句動詞は別としても、中学や高校で動詞と副詞を使った英文を書いたことのある人なら(みんな経験があるはずだ)、副詞は、動詞とは離して文末に置かれる場合があることを知っているはずだ。句動詞でも、put it on のように on は目的語 it の後ろに置かれることがある。ひとかたまりの put on が特別なときだけ分離するというより、もともと副詞の on は文末に置いて構わないのだ。だから put the black hat on のように途中の名詞が長くてもよい。

念押しだが、put on の on は前置詞ではなく副詞である。辞書で on を引けば、副詞としての説明も載っている。「on という単語はいつでも前置詞のはずだ」と思い込んでいると、わけが分からなくなる。(私は、on が形容詞や副詞として使われている文章を実際に何度も見ているにも関わらず、「on は前置詞だ」と長い間思い込んでいた。)
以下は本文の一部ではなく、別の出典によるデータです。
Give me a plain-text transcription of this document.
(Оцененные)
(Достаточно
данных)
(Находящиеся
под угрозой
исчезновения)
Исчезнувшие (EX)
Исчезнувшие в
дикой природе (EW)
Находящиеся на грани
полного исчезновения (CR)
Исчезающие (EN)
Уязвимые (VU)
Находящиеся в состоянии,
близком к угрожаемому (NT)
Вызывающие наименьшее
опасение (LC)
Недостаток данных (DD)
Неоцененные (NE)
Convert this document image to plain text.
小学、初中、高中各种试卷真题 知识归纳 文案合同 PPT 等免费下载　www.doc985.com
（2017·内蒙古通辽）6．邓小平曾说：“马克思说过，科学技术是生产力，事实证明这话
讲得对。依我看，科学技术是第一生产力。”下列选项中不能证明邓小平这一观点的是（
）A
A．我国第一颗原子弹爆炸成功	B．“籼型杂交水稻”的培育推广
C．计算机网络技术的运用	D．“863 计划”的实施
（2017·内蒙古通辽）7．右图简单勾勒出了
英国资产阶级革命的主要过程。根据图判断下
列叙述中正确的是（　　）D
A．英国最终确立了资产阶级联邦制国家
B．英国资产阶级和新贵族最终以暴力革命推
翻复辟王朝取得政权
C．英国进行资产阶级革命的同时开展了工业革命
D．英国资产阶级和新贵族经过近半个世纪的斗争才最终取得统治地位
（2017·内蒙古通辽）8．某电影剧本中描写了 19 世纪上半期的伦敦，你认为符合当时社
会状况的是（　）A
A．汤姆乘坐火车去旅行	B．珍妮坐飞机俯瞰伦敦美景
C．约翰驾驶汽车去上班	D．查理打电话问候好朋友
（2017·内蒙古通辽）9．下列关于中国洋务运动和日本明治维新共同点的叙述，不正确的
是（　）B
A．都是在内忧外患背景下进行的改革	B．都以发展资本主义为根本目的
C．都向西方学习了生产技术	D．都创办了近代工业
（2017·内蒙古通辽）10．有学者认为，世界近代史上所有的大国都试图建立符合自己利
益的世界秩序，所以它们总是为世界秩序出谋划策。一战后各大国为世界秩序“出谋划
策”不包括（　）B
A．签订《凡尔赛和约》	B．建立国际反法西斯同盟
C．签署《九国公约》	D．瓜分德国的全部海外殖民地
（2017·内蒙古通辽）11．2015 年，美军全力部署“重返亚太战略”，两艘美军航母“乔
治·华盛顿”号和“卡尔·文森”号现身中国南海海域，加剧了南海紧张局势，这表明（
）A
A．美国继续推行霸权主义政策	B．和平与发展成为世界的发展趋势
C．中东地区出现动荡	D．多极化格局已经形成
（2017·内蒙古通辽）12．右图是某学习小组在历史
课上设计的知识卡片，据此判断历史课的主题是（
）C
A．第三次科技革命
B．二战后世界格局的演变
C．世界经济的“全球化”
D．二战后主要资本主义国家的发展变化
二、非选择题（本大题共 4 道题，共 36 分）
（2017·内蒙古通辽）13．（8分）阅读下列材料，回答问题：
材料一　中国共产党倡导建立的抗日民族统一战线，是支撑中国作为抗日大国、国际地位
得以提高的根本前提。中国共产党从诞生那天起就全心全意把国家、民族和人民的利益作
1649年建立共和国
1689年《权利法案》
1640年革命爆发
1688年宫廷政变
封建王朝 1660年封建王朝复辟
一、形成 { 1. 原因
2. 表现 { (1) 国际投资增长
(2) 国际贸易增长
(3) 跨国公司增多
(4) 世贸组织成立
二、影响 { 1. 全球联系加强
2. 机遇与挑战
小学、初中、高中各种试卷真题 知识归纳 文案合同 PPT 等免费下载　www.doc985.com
余談ながら、put on と wear は意味が違う。これは、TOEIC のパート1(写真を見ながら説明を聞いて、正しい説明のナレーションを選ぶ問題)で、引っ掛けとしてときどき利用され、かつて私も一杯食わされたことがある。すでに何かを着用済みの場合は、wear であって put on ではない。写真に写っている光景が、何かを「着用しようとしている途中」でないなら、"the man is putting on..." などのようなナレーションはほぼ確実に間違いであり、選んではいけない(さらに手の込んだ引っ掛けがあれば話は別であるが、TOEICは、そこまで変なことはしないと思う)。

コウビルド英英辞典は、put on の説明としてこう書いている:
When you PUT ON clothing or make-up, you place it on your body in order to wear it.
つまり、「wear するために、体の上(表面)に置く」ということである。そもそも put という動作は、あるものをどこかに置くという、「1回限り」の動作を意味する動詞である。何かをずっと置きっぱなしにすることを put とは言わない。したがって、put on という句動詞も、身につけていなかった何かを身につけるという1回の動作を意味し、身につけた後にその状態であり続けるということまでは意味に含まない。

一方、put on と似た形の have on という言い方もあって、こちらは「着ている(着た状態にある)」という意味になる。これは、have が「持っている」という状態を意味する動詞であることを考えれば当然かも知れない。そして、両社に共通している on は、どちらの句動詞でも「(体の)上に、表面上に」という意味のはずである。

ある句動詞の持つ意味は、しばしば、動詞の部分よりもむしろ前置詞や副詞の部分が支配的であるため、同じ前置詞や副詞を使っている句動詞は、同義語や類義語になることがある。このため、句動詞の辞典のなかには、動詞の部分ではなく副詞の部分に注目して索引をつけているものもある。例えば、『英語句動詞文例辞典―前置詞・副詞別分類』は、そういう本である。